Jacksonville Ranks No. 22 in the U.S. for Relocating Singles

3 12 2008

The Orlando Sentinel reported that Orlando is one of the top metro areas in the U.S. for singles who relocate, according to an industry survey of 100 cities.

The survey focused on criteria most relevant to singles: cost of living, rents and availability of apartments, demographic diversity, educational costs and job growth.

But the survey by Worldwide ERC, an association of corporate and government relocation managers, real-estate companies, movers and service firms, also delved deeper into “quality of life” issues that can contribute to the “ease of transition” for a single person moving into a new community.

For example, the prevalence of restaurants, bars, health clubs, sporting events and concerts was a key measure helping Orlando take 13th place out of the nation’s 100 largest metropolitan areas.

Boston claimed the top spot, followed by Nassau/Suffolk, N.Y.; New Haven, Conn.; New York; and Edison, N.J.

San Francisco was the highest-rated California community, at No. 8, and Tampa-St.
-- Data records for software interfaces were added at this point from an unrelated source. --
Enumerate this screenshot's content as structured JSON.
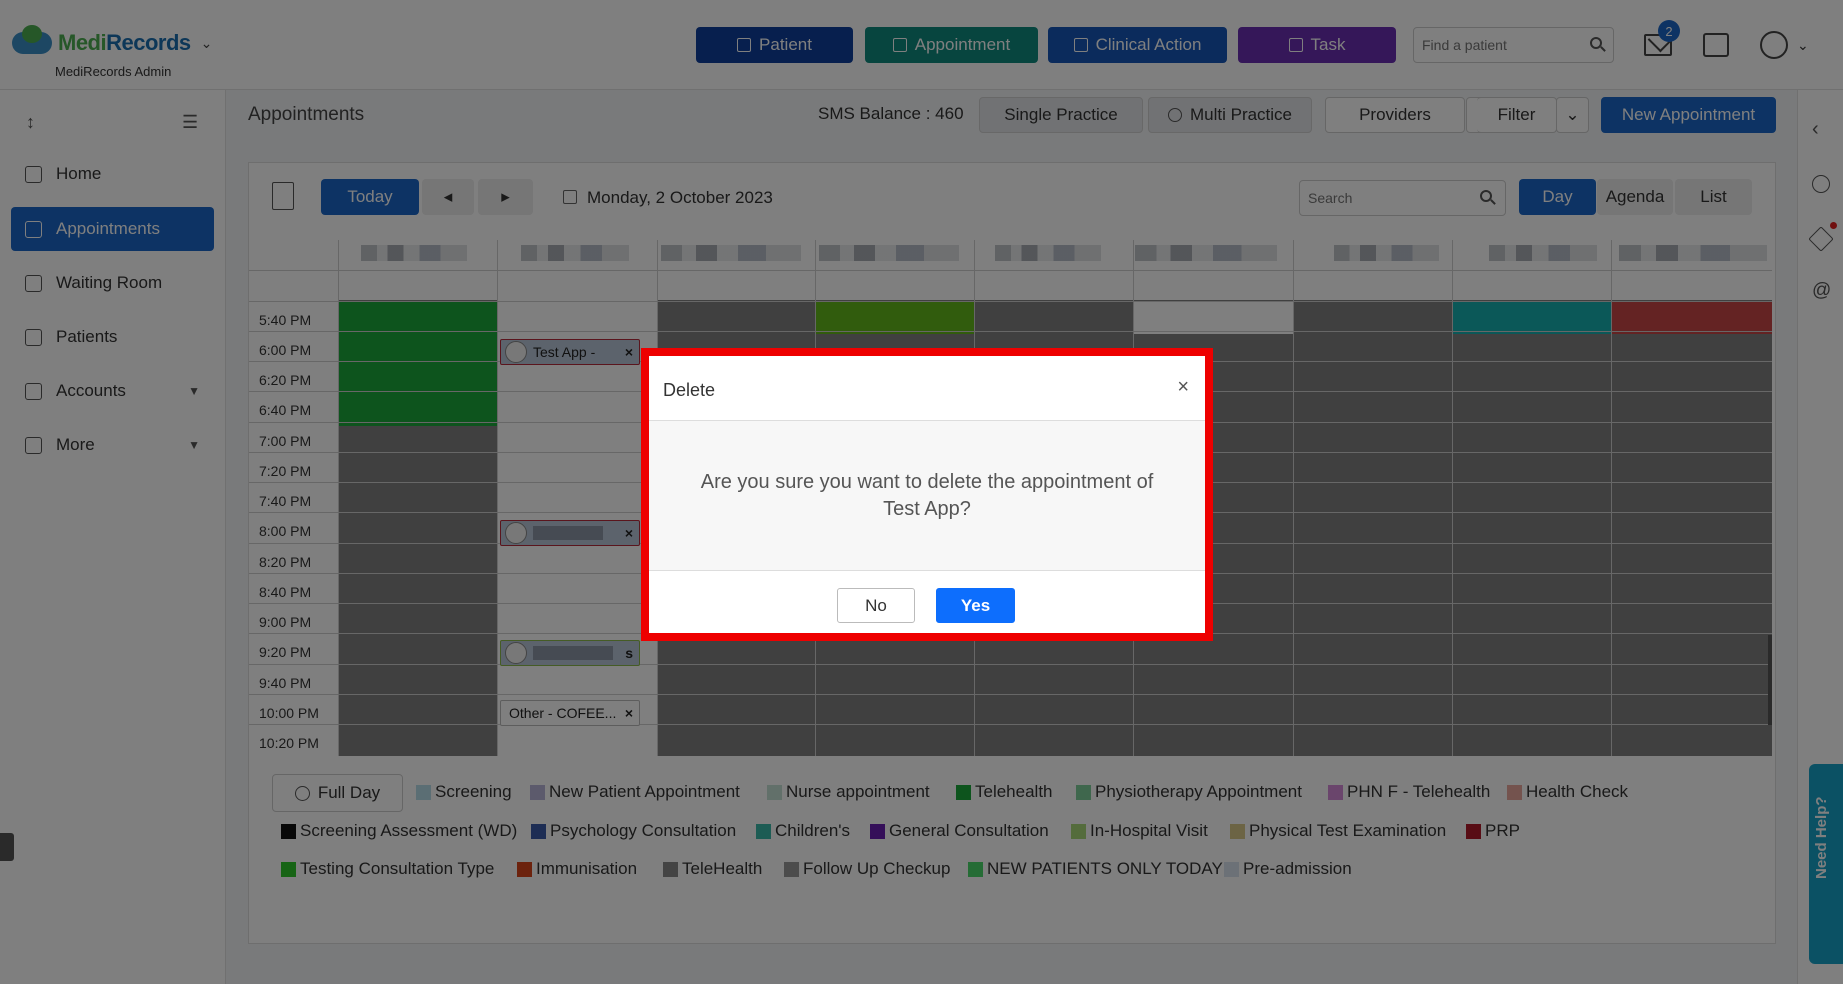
{
  "app": {
    "brand_part1": "Medi",
    "brand_part2": "Records",
    "caret": "⌄",
    "subtitle": "MediRecords Admin"
  },
  "header": {
    "buttons": [
      {
        "label": "Patient",
        "color": "#0e3f9c"
      },
      {
        "label": "Appointment",
        "color": "#0f8a7f"
      },
      {
        "label": "Clinical Action",
        "color": "#1656b8"
      },
      {
        "label": "Task",
        "color": "#6a2fb3"
      }
    ],
    "search_placeholder": "Find a patient",
    "mail_badge": "2"
  },
  "sidebar": {
    "items": [
      {
        "label": "Home",
        "icon": "home-icon"
      },
      {
        "label": "Appointments",
        "icon": "calendar-icon"
      },
      {
        "label": "Waiting Room",
        "icon": "waiting-room-icon"
      },
      {
        "label": "Patients",
        "icon": "patients-icon"
      },
      {
        "label": "Accounts",
        "icon": "folder-icon"
      },
      {
        "label": "More",
        "icon": "more-icon"
      }
    ]
  },
  "toolbar": {
    "title": "Appointments",
    "sms_balance": "SMS Balance : 460",
    "single_practice": "Single Practice",
    "multi_practice": "Multi Practice",
    "providers": "Providers",
    "filter": "Filter",
    "new_appointment": "New Appointment"
  },
  "calendar": {
    "today": "Today",
    "prev": "◂",
    "next": "▸",
    "date": "Monday, 2 October 2023",
    "search_placeholder": "Search",
    "views": [
      "Day",
      "Agenda",
      "List"
    ],
    "times": [
      "5:40 PM",
      "6:00 PM",
      "6:20 PM",
      "6:40 PM",
      "7:00 PM",
      "7:20 PM",
      "7:40 PM",
      "8:00 PM",
      "8:20 PM",
      "8:40 PM",
      "9:00 PM",
      "9:20 PM",
      "9:40 PM",
      "10:00 PM",
      "10:20 PM"
    ],
    "appointments": [
      {
        "label": "Test App -",
        "close": "×"
      },
      {
        "label": "",
        "close": "×"
      },
      {
        "label": "s",
        "close": ""
      },
      {
        "label": "Other - COFEE...",
        "close": "×"
      }
    ]
  },
  "legend": {
    "full_day": "Full Day",
    "items": [
      {
        "label": "Screening",
        "color": "#b7dde8"
      },
      {
        "label": "New Patient Appointment",
        "color": "#b9b4d8"
      },
      {
        "label": "Nurse appointment",
        "color": "#c5e0d5"
      },
      {
        "label": "Telehealth",
        "color": "#1aa83a"
      },
      {
        "label": "Physiotherapy Appointment",
        "color": "#7fcf9a"
      },
      {
        "label": "PHN F - Telehealth",
        "color": "#d58ad8"
      },
      {
        "label": "Health Check",
        "color": "#e8a79c"
      },
      {
        "label": "Screening Assessment (WD)",
        "color": "#111111"
      },
      {
        "label": "Psychology Consultation",
        "color": "#3a5ba8"
      },
      {
        "label": "Children's",
        "color": "#3ab8a8"
      },
      {
        "label": "General Consultation",
        "color": "#6a1fb3"
      },
      {
        "label": "In-Hospital Visit",
        "color": "#a8d878"
      },
      {
        "label": "Physical Test Examination",
        "color": "#d8c888"
      },
      {
        "label": "PRP",
        "color": "#b01a2a"
      },
      {
        "label": "Testing Consultation Type",
        "color": "#2ec82a"
      },
      {
        "label": "Immunisation",
        "color": "#d8441a"
      },
      {
        "label": "TeleHealth",
        "color": "#888888"
      },
      {
        "label": "Follow Up Checkup",
        "color": "#999999"
      },
      {
        "label": "NEW PATIENTS ONLY TODAY",
        "color": "#4ad86a"
      },
      {
        "label": "Pre-admission",
        "color": "#d8e2ee"
      }
    ]
  },
  "help": {
    "label": "Need Help?"
  },
  "modal": {
    "title": "Delete",
    "close": "×",
    "message": "Are you sure you want to delete the appointment of Test App?",
    "no": "No",
    "yes": "Yes"
  }
}
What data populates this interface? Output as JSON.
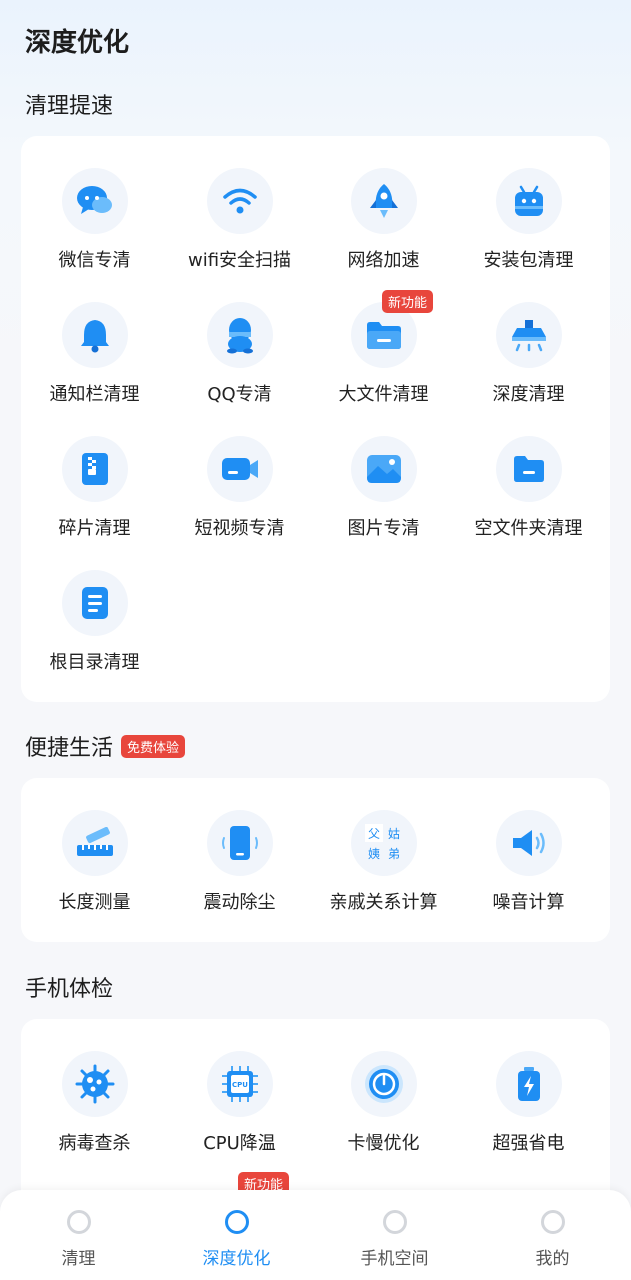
{
  "page_title": "深度优化",
  "sections": {
    "clean": {
      "title": "清理提速",
      "items": [
        {
          "label": "微信专清",
          "icon": "wechat-icon"
        },
        {
          "label": "wifi安全扫描",
          "icon": "wifi-icon"
        },
        {
          "label": "网络加速",
          "icon": "rocket-icon"
        },
        {
          "label": "安装包清理",
          "icon": "android-icon"
        },
        {
          "label": "通知栏清理",
          "icon": "bell-icon"
        },
        {
          "label": "QQ专清",
          "icon": "qq-icon"
        },
        {
          "label": "大文件清理",
          "icon": "folder-icon",
          "badge": "新功能"
        },
        {
          "label": "深度清理",
          "icon": "range-hood-icon"
        },
        {
          "label": "碎片清理",
          "icon": "zip-file-icon"
        },
        {
          "label": "短视频专清",
          "icon": "video-camera-icon"
        },
        {
          "label": "图片专清",
          "icon": "image-icon"
        },
        {
          "label": "空文件夹清理",
          "icon": "empty-folder-icon"
        },
        {
          "label": "根目录清理",
          "icon": "document-list-icon"
        }
      ]
    },
    "life": {
      "title": "便捷生活",
      "badge": "免费体验",
      "items": [
        {
          "label": "长度测量",
          "icon": "ruler-icon"
        },
        {
          "label": "震动除尘",
          "icon": "vibrating-phone-icon"
        },
        {
          "label": "亲戚关系计算",
          "icon": "relatives-grid-icon",
          "glyphs": [
            "父",
            "姑",
            "姨",
            "弟"
          ]
        },
        {
          "label": "噪音计算",
          "icon": "speaker-icon"
        }
      ]
    },
    "check": {
      "title": "手机体检",
      "items": [
        {
          "label": "病毒查杀",
          "icon": "virus-icon"
        },
        {
          "label": "CPU降温",
          "icon": "cpu-icon",
          "chip_text": "CPU"
        },
        {
          "label": "卡慢优化",
          "icon": "speed-gauge-icon"
        },
        {
          "label": "超强省电",
          "icon": "battery-icon"
        }
      ],
      "overflow_badge": "新功能"
    }
  },
  "tabbar": {
    "tabs": [
      {
        "label": "清理",
        "active": false
      },
      {
        "label": "深度优化",
        "active": true
      },
      {
        "label": "手机空间",
        "active": false
      },
      {
        "label": "我的",
        "active": false
      }
    ]
  },
  "colors": {
    "accent": "#1f8ef3",
    "badge": "#e8463c"
  }
}
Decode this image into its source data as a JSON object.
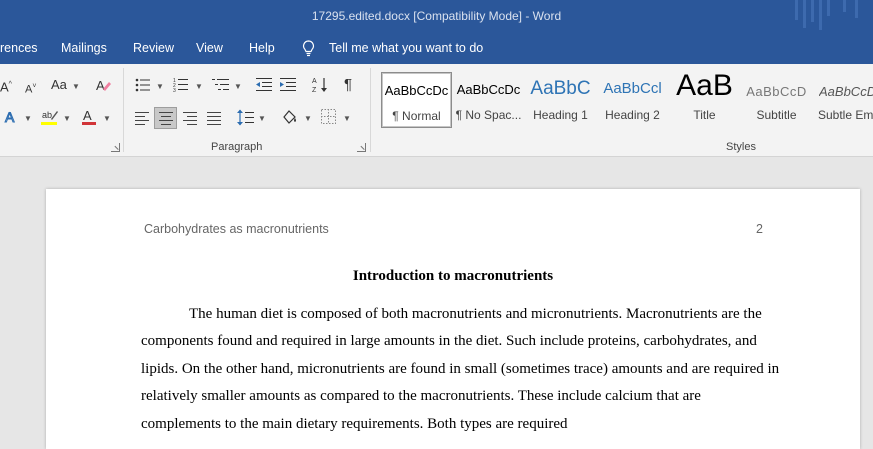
{
  "window": {
    "title": "17295.edited.docx [Compatibility Mode]  -  Word"
  },
  "ribbon_tabs": [
    {
      "label": "rences"
    },
    {
      "label": "Mailings"
    },
    {
      "label": "Review"
    },
    {
      "label": "View"
    },
    {
      "label": "Help"
    }
  ],
  "tell_me": {
    "label": "Tell me what you want to do"
  },
  "font_group": {
    "change_case": "Aa",
    "highlight_color": "#ffff00",
    "font_color": "#d13438"
  },
  "paragraph_group": {
    "label": "Paragraph"
  },
  "styles_group": {
    "label": "Styles",
    "items": [
      {
        "sample": "AaBbCcDc",
        "name": "¶ Normal"
      },
      {
        "sample": "AaBbCcDc",
        "name": "¶ No Spac..."
      },
      {
        "sample": "AaBbC",
        "name": "Heading 1"
      },
      {
        "sample": "AaBbCcl",
        "name": "Heading 2"
      },
      {
        "sample": "AaB",
        "name": "Title"
      },
      {
        "sample": "AaBbCcD",
        "name": "Subtitle"
      },
      {
        "sample": "AaBbCcD",
        "name": "Subtle Em..."
      }
    ]
  },
  "document": {
    "running_header": "Carbohydrates as macronutrients",
    "page_number": "2",
    "heading": "Introduction to macronutrients",
    "paragraph": "The human diet is composed of both macronutrients and micronutrients. Macronutrients are the components found and required in large amounts in the diet. Such include proteins, carbohydrates, and lipids. On the other hand, micronutrients are found in small (sometimes trace) amounts and are required in relatively smaller amounts as compared to the macronutrients. These include calcium that are complements to the main dietary requirements. Both types are required"
  }
}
Petersburg ranked No. 11, the highest-ranked Florida city. In addition to Orlando and Tampa, three other Florida metro areas were rated among the top 50: Jacksonville at No. 22, Fort Lauderdale at No. 24 and Miami at No. 26.

Some of the other statistical measures used in the survey’s analysis were the number of singles in a community ages 25 to 34, the male-to-female ratio, the percentage of people using online-dating services and subscribing to singles’ magazines, the weather, and crime rates.

Primacy Relocation, a Memphis, Tenn., employee-relocation service with offices in six other states, Europe and the Far East, participated in the survey. Company President Michelle Vallejo said the rankings are helpful to human-resources professionals as well as to singles.

Relocating to a city “can be both exciting and overwhelming,” Vallejo said, and HR professionals involved in employee transfers can better predict their success rates based on the rankings. The higher the ranking, the easier it should be for a single person to assimilate into the new community, said Chris Collie, chief executive officer of Worldwide ERC, based in Washington, D.C.